Our team had another successful day of surveying damaged buildings in Tacloban, Philippines. The engineers have done enough of the survey work now that they know what to look for, noting similarities and differences between sites. One thing that begins to sink in after going through these damaged buildings is the massive scale of the disaster. As an engineer in the U.S., I review damaged and deteriorated building conditions as part of my business. The difference here is not only the severity of the damage caused, but its extent. We have spent days and days looking at damaged buildings, and have not scratched the surface on what could be seen. Typhoon Yolanda was a serious storm that really hit this region hard. Schools, government offices, residences, and commercial buildings were all affected. And yet, life goes on. Temporary buildings have been erected and school classes are being held in tents. We see this as we visit partially occupied facilities. The rebuilding effort required is massive, and although it has been underway for six months, there is a long way to go.

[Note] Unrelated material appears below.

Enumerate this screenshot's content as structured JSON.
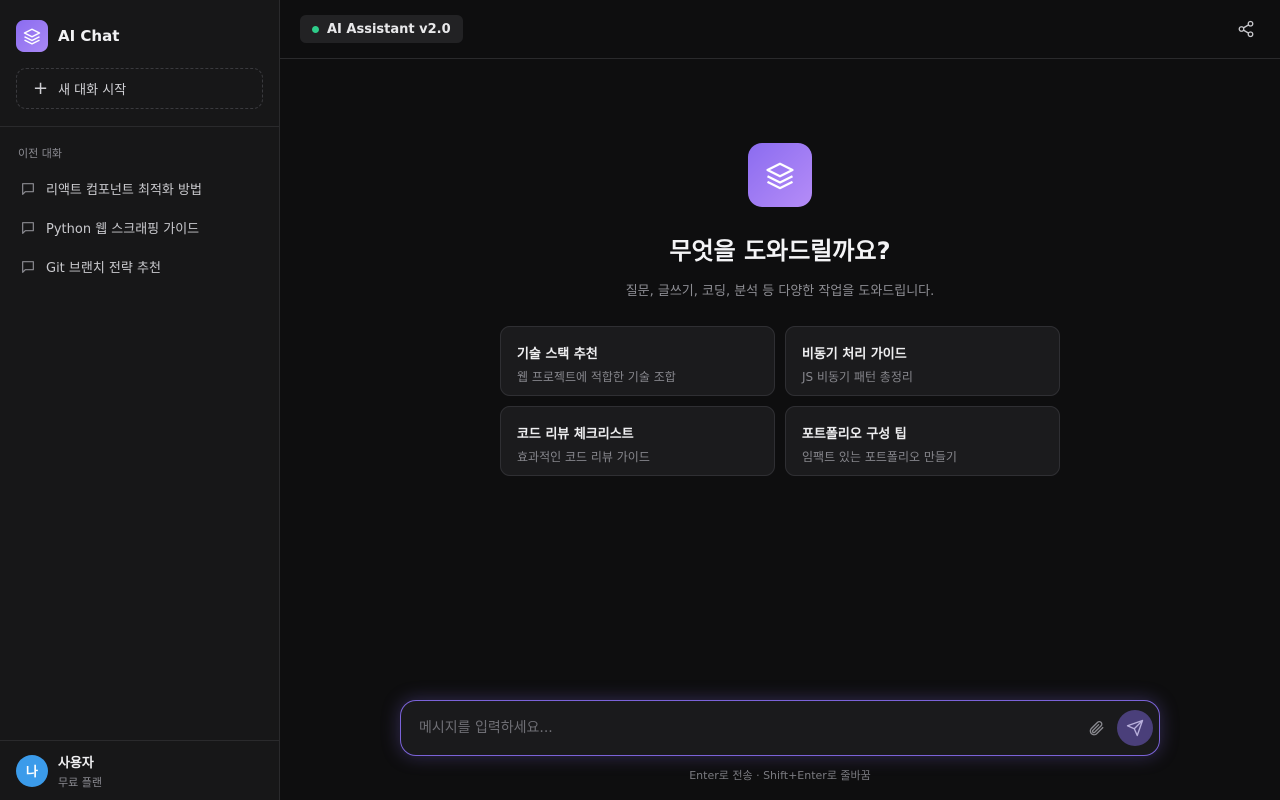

The morale of the team is good. All are in good spirits and the working relation is compatible. In fact, the group dynamic of deference-to-the-other is in place. Due to the hotel shortage in Tacloban, four of us had to share a hotel room. When it came time to select beds, there were the usual comments of “take whichever one you would like.” As such it left [team member] Jean-Paul Pinelli with the largest bed and Shenen Chen, the team leader, with the smallest. Probably not as we would have anticipated, but all worked out well. The grief Jean-Paul has gotten for that decision will recede in a day or two. That will probably be the last “all-nighter” of my life with civil engineering professors. I am okay with that. It has been the same thing with meal choices. Nobody is bringing strong opinions to the dinner table, so we are eating consensus choices (with rice, of course).

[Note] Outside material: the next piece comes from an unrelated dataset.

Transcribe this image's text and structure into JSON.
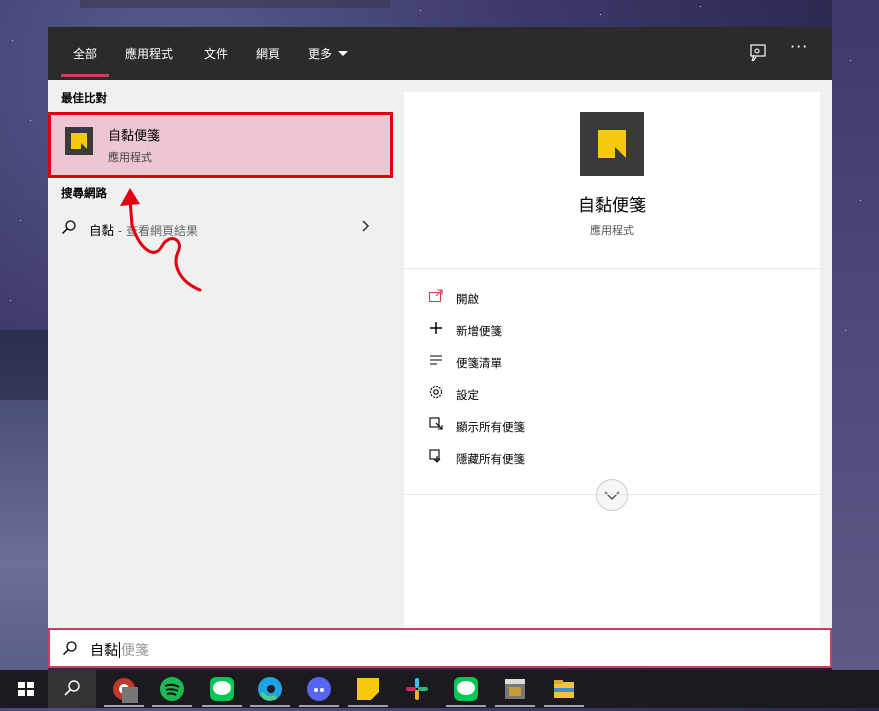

A good source for calibration of expectations of construction practice has been our Department of Public Works and Highways (DPWH) engineer. After witnessing the manufacture of locally batched concrete, with materials spread out on a roadway and a (barefooted) man mixing with a shovel, I had a discussion with him about quality control and assurance. He admitted that it is a problem. There is knowledge of good practices held by engineers and some construction company owners, but it does not always make its way down to the level of the foreman as much as it should. In fact, there are only two testing laboratories in Tacloban: one private company and one DPWH facility. Needless to say, cost significantly limits materials quality validation in Philippine construction. This situation is more prevalent in regions such as this, outside Manila, according to our companion.
Another thing about a trip such as this is to see first-hand how affluent the U.S. is in comparison. The Philippines is a very poor country in many places. The general level of income, standard of living, and infrastructure are much less than in the U.S. Most of the people of the Tacloban area earn a living by fishing, farming, or as simple merchants. The economy here does not offer nearly the opportunities as the U.S. This is observed in many ways beyond the obvious situation of noting how many individuals are living in simple structures clad with metal panels, without indoor plumbing or electricity. We are fortunate that we are able to joke about the large and small beds in a hotel room. When a comparison is made, we understand that there is nothing to complain about. Count your blessings to live in the U.S.